Według Gazety Wyborczej szef minister Macierewicz zasiada w radzie Fundacji Głos, w której prezesem zarządu jest Robert Luśnia. Dziennik Antoniemu Macierewiczowi wytyka również współpracę z prof. Chrisem Cieszewskim.

Przez lata Antoni Macierewicz - wbrew swojemu publicznemu wizerunkowi - blisko współpracował z Robertem Luśnią (TW „Nonparel”), uznanym przez sąd za płatnego informatora SB. Formalnie rzecz biorąc, Macierewicz współpracuje z nim i dzisiaj, gdy jest ministrem obrony narodowej”

— napisano w Wyboeczej.

Ministerstwo Obrony Narodowej zareagowało na zapowiedź publikacji jeszcze w piątek, dementując oskarżenia Wyborczej.

Jak informuje resort obrony, od momentu wydalenia Luśni z Ruchu Katolicko-Narodowego nie doszło do żadnych spotkań i rozmów między płatnym informatorem SB a Antonim Macierewiczem.

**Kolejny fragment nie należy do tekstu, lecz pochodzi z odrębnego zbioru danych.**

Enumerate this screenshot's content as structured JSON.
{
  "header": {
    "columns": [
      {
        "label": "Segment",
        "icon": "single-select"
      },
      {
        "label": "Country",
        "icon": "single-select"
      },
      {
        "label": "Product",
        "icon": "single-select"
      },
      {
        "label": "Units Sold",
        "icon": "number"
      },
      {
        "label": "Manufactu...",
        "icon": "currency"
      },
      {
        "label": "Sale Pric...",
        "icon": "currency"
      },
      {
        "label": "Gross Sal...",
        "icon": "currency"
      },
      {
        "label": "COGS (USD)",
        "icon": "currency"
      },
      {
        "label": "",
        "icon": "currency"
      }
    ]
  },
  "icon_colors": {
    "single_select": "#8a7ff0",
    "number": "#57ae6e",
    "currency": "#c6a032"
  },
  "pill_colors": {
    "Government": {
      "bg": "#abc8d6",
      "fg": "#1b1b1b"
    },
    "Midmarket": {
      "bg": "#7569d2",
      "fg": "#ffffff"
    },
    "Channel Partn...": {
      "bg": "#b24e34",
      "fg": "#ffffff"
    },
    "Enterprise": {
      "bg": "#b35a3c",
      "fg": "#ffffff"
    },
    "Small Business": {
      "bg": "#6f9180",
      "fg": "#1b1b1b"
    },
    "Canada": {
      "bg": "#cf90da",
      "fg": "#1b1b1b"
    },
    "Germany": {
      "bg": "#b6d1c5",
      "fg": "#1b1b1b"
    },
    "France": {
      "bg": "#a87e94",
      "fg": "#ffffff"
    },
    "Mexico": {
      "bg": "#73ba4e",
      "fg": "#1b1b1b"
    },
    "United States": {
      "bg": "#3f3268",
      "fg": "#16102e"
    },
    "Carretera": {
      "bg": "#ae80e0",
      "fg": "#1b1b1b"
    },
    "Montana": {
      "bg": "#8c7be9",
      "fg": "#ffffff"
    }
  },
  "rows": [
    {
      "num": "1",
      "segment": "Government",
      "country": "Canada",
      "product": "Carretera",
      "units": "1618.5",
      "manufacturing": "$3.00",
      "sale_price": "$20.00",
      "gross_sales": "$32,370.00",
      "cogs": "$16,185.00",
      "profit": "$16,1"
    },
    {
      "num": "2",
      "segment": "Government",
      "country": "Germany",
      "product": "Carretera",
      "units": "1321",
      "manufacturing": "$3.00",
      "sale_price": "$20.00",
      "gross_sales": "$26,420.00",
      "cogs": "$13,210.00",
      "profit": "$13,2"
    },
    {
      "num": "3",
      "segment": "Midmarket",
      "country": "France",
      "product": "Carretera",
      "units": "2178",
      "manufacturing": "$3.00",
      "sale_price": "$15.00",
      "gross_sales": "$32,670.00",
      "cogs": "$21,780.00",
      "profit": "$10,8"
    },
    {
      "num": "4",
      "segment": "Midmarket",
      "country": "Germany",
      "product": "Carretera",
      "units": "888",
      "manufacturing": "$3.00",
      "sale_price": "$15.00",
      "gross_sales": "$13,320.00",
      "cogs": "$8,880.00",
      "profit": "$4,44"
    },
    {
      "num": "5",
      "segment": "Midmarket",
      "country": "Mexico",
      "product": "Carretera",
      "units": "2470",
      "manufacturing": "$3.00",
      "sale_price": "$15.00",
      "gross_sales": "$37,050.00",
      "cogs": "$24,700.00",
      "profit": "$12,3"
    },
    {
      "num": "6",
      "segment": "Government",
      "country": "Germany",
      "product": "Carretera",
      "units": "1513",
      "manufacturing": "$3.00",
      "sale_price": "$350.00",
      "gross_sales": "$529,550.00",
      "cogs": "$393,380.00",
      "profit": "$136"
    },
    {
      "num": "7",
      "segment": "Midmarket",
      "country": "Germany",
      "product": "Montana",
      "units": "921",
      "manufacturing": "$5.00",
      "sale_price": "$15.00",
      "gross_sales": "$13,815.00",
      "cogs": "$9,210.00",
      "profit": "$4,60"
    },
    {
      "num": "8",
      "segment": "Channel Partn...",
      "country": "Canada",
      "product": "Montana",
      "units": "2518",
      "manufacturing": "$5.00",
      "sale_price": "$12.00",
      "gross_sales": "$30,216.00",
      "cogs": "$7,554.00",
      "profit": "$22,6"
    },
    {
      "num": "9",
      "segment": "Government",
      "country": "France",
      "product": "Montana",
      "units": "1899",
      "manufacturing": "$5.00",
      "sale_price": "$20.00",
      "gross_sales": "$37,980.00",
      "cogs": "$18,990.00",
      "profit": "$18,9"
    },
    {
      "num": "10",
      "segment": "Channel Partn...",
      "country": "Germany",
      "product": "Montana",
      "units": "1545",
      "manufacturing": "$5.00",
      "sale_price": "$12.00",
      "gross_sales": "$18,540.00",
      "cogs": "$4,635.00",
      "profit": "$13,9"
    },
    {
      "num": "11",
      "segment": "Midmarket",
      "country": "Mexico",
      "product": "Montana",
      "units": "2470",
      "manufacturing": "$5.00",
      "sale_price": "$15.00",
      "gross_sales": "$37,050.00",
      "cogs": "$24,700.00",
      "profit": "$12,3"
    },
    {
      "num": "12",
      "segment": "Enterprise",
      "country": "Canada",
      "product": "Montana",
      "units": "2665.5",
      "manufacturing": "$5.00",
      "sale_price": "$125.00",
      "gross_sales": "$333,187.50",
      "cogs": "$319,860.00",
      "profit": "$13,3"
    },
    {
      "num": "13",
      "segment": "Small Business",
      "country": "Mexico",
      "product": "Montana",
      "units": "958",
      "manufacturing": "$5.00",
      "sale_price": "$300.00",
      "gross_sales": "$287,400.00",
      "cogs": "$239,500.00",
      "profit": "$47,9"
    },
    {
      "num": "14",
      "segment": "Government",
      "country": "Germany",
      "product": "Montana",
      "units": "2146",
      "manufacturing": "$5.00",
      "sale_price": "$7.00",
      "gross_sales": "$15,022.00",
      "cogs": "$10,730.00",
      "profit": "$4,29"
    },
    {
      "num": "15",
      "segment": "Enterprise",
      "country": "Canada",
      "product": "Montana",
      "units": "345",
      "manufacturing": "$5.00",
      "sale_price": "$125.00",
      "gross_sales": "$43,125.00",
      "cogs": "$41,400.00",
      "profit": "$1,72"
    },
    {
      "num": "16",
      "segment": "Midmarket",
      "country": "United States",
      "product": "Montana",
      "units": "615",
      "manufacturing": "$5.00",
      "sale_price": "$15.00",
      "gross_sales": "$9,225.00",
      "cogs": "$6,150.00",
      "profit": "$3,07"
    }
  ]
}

„Minister Antoni Macierewicz poznał Roberta Luśnię poprzez Wojciecha Ziembińskiego, który polecił go jako młodego człowieka do pomocy w Ośrodku Badań Społecznych w 1980 r. O zarzutach współpracy Roberta Luśni z SB minister Macierewicz dowiedział się w momencie, gdy informację tę przekazał Rzecznik Interesu Publicznego, weryfikując oświadczenia poselskie. Od razu Robert Luśnia został zawieszony, a następnie wydalony z Ruchu Katolicko-Narodowego i z koła poselskiego”

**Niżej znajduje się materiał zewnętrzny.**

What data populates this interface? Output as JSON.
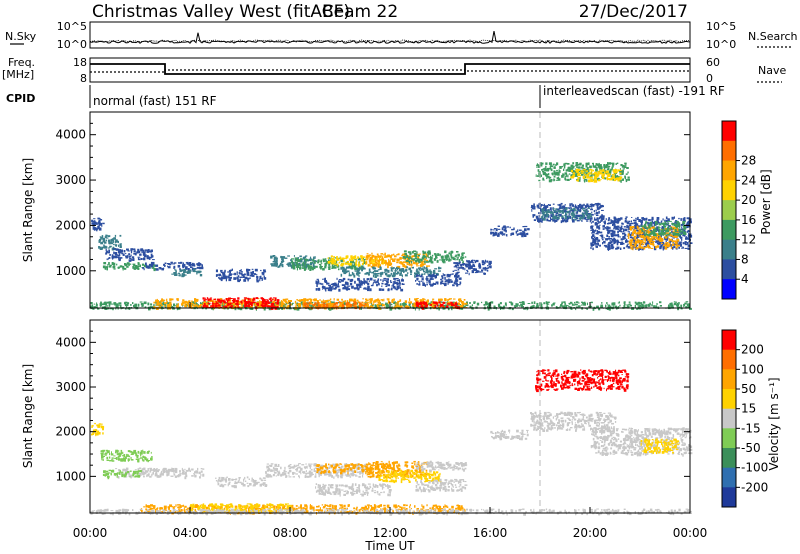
{
  "header": {
    "title": "Christmas Valley West (fitACF)",
    "beam": "Beam 22",
    "date": "27/Dec/2017"
  },
  "strip_labels": {
    "nsky": "N.Sky",
    "nsky_ticks": [
      "10^5",
      "10^0"
    ],
    "freq": "Freq.",
    "freq_unit": "[MHz]",
    "freq_ticks": [
      "18",
      "8"
    ],
    "nsearch": "N.Search",
    "nsearch_ticks": [
      "10^5",
      "10^0"
    ],
    "nave": "Nave",
    "nave_ticks": [
      "60",
      "0"
    ],
    "cpid": "CPID",
    "cpid_segments": [
      {
        "label": "normal (fast) 151 RF",
        "start_h": 0,
        "end_h": 18
      },
      {
        "label": "interleavedscan (fast) -191 RF",
        "start_h": 18,
        "end_h": 24
      }
    ]
  },
  "axes": {
    "xlabel": "Time UT",
    "x_ticks": [
      "00:00",
      "04:00",
      "08:00",
      "12:00",
      "16:00",
      "20:00",
      "00:00"
    ],
    "ylabel": "Slant Range [km]",
    "y_ticks": [
      "1000",
      "2000",
      "3000",
      "4000"
    ]
  },
  "colors": {
    "red": "#ff0000",
    "orange_red": "#ff6e00",
    "orange": "#ffa500",
    "yellow": "#ffd200",
    "green_light": "#7fcc55",
    "green": "#3d9a60",
    "teal": "#3a7f8a",
    "blue_dark": "#2c4ea0",
    "blue": "#0000ff",
    "navy": "#1f3a9a",
    "gray": "#c8c8c8",
    "gray_dash": "#bbbbbb"
  },
  "colorbars": {
    "power": {
      "label": "Power [dB]",
      "ticks": [
        "4",
        "8",
        "12",
        "16",
        "20",
        "24",
        "28"
      ],
      "colors": [
        "#0000ff",
        "#2c4ea0",
        "#3a7f8a",
        "#3d9a60",
        "#9ccd4c",
        "#ffd200",
        "#ffa500",
        "#ff6e00",
        "#ff0000"
      ]
    },
    "velocity": {
      "label": "Velocity [m s⁻¹]",
      "ticks": [
        "200",
        "100",
        "50",
        "15",
        "-15",
        "-50",
        "-100",
        "-200"
      ],
      "colors": [
        "#1f3a9a",
        "#2f6fb0",
        "#3b8f5a",
        "#7fcc55",
        "#c8c8c8",
        "#ffd200",
        "#ffa500",
        "#ff6e00",
        "#ff0000"
      ]
    }
  },
  "chart_data": [
    {
      "type": "heatmap",
      "quantity": "power",
      "xlim": [
        0,
        24
      ],
      "ylim": [
        180,
        4500
      ],
      "x_unit": "hours UT",
      "y_unit": "km",
      "mode_change_h": 18,
      "echo_regions": [
        {
          "t0": 0.0,
          "t1": 0.5,
          "r0": 1900,
          "r1": 2200,
          "color": "blue_dark"
        },
        {
          "t0": 0.3,
          "t1": 1.2,
          "r0": 1500,
          "r1": 1800,
          "color": "teal"
        },
        {
          "t0": 0.6,
          "t1": 2.5,
          "r0": 1250,
          "r1": 1500,
          "color": "blue_dark"
        },
        {
          "t0": 0.5,
          "t1": 2.6,
          "r0": 1050,
          "r1": 1200,
          "color": "green"
        },
        {
          "t0": 2.0,
          "t1": 4.5,
          "r0": 1050,
          "r1": 1200,
          "color": "blue_dark"
        },
        {
          "t0": 3.2,
          "t1": 4.4,
          "r0": 900,
          "r1": 1050,
          "color": "teal"
        },
        {
          "t0": 5.0,
          "t1": 7.0,
          "r0": 800,
          "r1": 1050,
          "color": "blue_dark"
        },
        {
          "t0": 7.2,
          "t1": 9.0,
          "r0": 1100,
          "r1": 1350,
          "color": "teal"
        },
        {
          "t0": 8.0,
          "t1": 11.0,
          "r0": 1050,
          "r1": 1300,
          "color": "green"
        },
        {
          "t0": 9.5,
          "t1": 11.8,
          "r0": 1150,
          "r1": 1350,
          "color": "yellow"
        },
        {
          "t0": 11.0,
          "t1": 13.5,
          "r0": 1100,
          "r1": 1400,
          "color": "orange"
        },
        {
          "t0": 12.5,
          "t1": 15.0,
          "r0": 1200,
          "r1": 1450,
          "color": "green"
        },
        {
          "t0": 10.0,
          "t1": 14.0,
          "r0": 900,
          "r1": 1100,
          "color": "teal"
        },
        {
          "t0": 9.0,
          "t1": 12.5,
          "r0": 600,
          "r1": 850,
          "color": "blue_dark"
        },
        {
          "t0": 13.0,
          "t1": 14.8,
          "r0": 700,
          "r1": 950,
          "color": "blue_dark"
        },
        {
          "t0": 14.5,
          "t1": 16.0,
          "r0": 950,
          "r1": 1250,
          "color": "blue_dark"
        },
        {
          "t0": 0.0,
          "t1": 24.0,
          "r0": 180,
          "r1": 330,
          "color": "green"
        },
        {
          "t0": 2.5,
          "t1": 15.0,
          "r0": 200,
          "r1": 400,
          "color": "orange"
        },
        {
          "t0": 4.5,
          "t1": 7.5,
          "r0": 200,
          "r1": 420,
          "color": "red"
        },
        {
          "t0": 8.5,
          "t1": 11.0,
          "r0": 200,
          "r1": 330,
          "color": "orange_red"
        },
        {
          "t0": 13.0,
          "t1": 14.8,
          "r0": 200,
          "r1": 330,
          "color": "red"
        },
        {
          "t0": 16.0,
          "t1": 17.5,
          "r0": 1800,
          "r1": 2000,
          "color": "blue_dark"
        },
        {
          "t0": 17.8,
          "t1": 21.5,
          "r0": 3000,
          "r1": 3400,
          "color": "green"
        },
        {
          "t0": 19.2,
          "t1": 21.2,
          "r0": 3000,
          "r1": 3250,
          "color": "yellow"
        },
        {
          "t0": 17.6,
          "t1": 20.5,
          "r0": 2100,
          "r1": 2500,
          "color": "blue_dark"
        },
        {
          "t0": 18.0,
          "t1": 20.0,
          "r0": 2150,
          "r1": 2400,
          "color": "teal"
        },
        {
          "t0": 20.0,
          "t1": 24.0,
          "r0": 1500,
          "r1": 2200,
          "color": "blue_dark"
        },
        {
          "t0": 21.5,
          "t1": 23.5,
          "r0": 1500,
          "r1": 2000,
          "color": "orange"
        },
        {
          "t0": 22.0,
          "t1": 23.8,
          "r0": 1800,
          "r1": 2100,
          "color": "green"
        }
      ]
    },
    {
      "type": "heatmap",
      "quantity": "velocity",
      "xlim": [
        0,
        24
      ],
      "ylim": [
        180,
        4500
      ],
      "x_unit": "hours UT",
      "y_unit": "km",
      "mode_change_h": 18,
      "echo_regions": [
        {
          "t0": 0.0,
          "t1": 0.5,
          "r0": 1950,
          "r1": 2200,
          "color": "yellow"
        },
        {
          "t0": 0.4,
          "t1": 2.5,
          "r0": 1350,
          "r1": 1600,
          "color": "green_light"
        },
        {
          "t0": 1.0,
          "t1": 4.5,
          "r0": 1000,
          "r1": 1200,
          "color": "gray"
        },
        {
          "t0": 0.5,
          "t1": 2.0,
          "r0": 1000,
          "r1": 1150,
          "color": "green_light"
        },
        {
          "t0": 5.0,
          "t1": 7.0,
          "r0": 800,
          "r1": 1000,
          "color": "gray"
        },
        {
          "t0": 7.0,
          "t1": 11.0,
          "r0": 1000,
          "r1": 1300,
          "color": "gray"
        },
        {
          "t0": 9.0,
          "t1": 11.5,
          "r0": 1100,
          "r1": 1300,
          "color": "orange"
        },
        {
          "t0": 11.0,
          "t1": 13.5,
          "r0": 1000,
          "r1": 1350,
          "color": "orange"
        },
        {
          "t0": 11.5,
          "t1": 14.0,
          "r0": 900,
          "r1": 1150,
          "color": "yellow"
        },
        {
          "t0": 13.0,
          "t1": 15.0,
          "r0": 1150,
          "r1": 1350,
          "color": "gray"
        },
        {
          "t0": 9.0,
          "t1": 12.0,
          "r0": 600,
          "r1": 850,
          "color": "gray"
        },
        {
          "t0": 13.0,
          "t1": 15.0,
          "r0": 700,
          "r1": 950,
          "color": "gray"
        },
        {
          "t0": 2.0,
          "t1": 15.0,
          "r0": 200,
          "r1": 380,
          "color": "orange"
        },
        {
          "t0": 4.0,
          "t1": 8.0,
          "r0": 220,
          "r1": 400,
          "color": "yellow"
        },
        {
          "t0": 0.0,
          "t1": 24.0,
          "r0": 180,
          "r1": 280,
          "color": "gray"
        },
        {
          "t0": 16.0,
          "t1": 17.5,
          "r0": 1850,
          "r1": 2050,
          "color": "gray"
        },
        {
          "t0": 17.8,
          "t1": 21.5,
          "r0": 2950,
          "r1": 3400,
          "color": "red"
        },
        {
          "t0": 17.6,
          "t1": 21.0,
          "r0": 2050,
          "r1": 2450,
          "color": "gray"
        },
        {
          "t0": 20.0,
          "t1": 24.0,
          "r0": 1500,
          "r1": 2100,
          "color": "gray"
        },
        {
          "t0": 22.0,
          "t1": 23.5,
          "r0": 1550,
          "r1": 1850,
          "color": "yellow"
        }
      ]
    }
  ]
}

-– czytamy w komunikacie ministerstwa.

Resort obrony wskazuje, że przed 2001 rokiem Luśnia nie pełnił żadnej funkcji publicznej wymagającej lustracji. Sam minister Macierewicz nie ma wiedzy na temat, kto był oficerem prowadzącym płatnego informatora SB.

„Z dokumentów, które referowano ministrowi wynikało, że chyba nazywał się Nadworny i rozpracowywał drukarnię Ruchu Młodej Polski (A. Halla) i środowiska prawicowe. Minister nigdy nie miał kontaktów z tą osobą”

-– zaznacza Ministerstwo Obrony Narodowej.

Co więcej, obecny szef MON nie utrzymywał i nie utrzymuje również żadnych kontaktów z Konradem Rękasem. Ministerstwo odniosło się ponadto do zarzutów „Gazety Wyborczej” formułowanych pod adresem prof. Chrisa Cieszewskiego.

„Minister Macierewicz poznał go na jednej z konferencji smoleńskich, organizowanych przez prof. Piotra Witakowskiego. Fałszywka na temat jego współpracy, którą rozpowszechniały niektóre stacje telewizyjne, to potwarz. Pan Cieszewski wystąpił do sądu o autolustrację i został w pełni i jednoznacznie oczyszczony ze wszystkich zarzutów. Wyrok jest prawomocny”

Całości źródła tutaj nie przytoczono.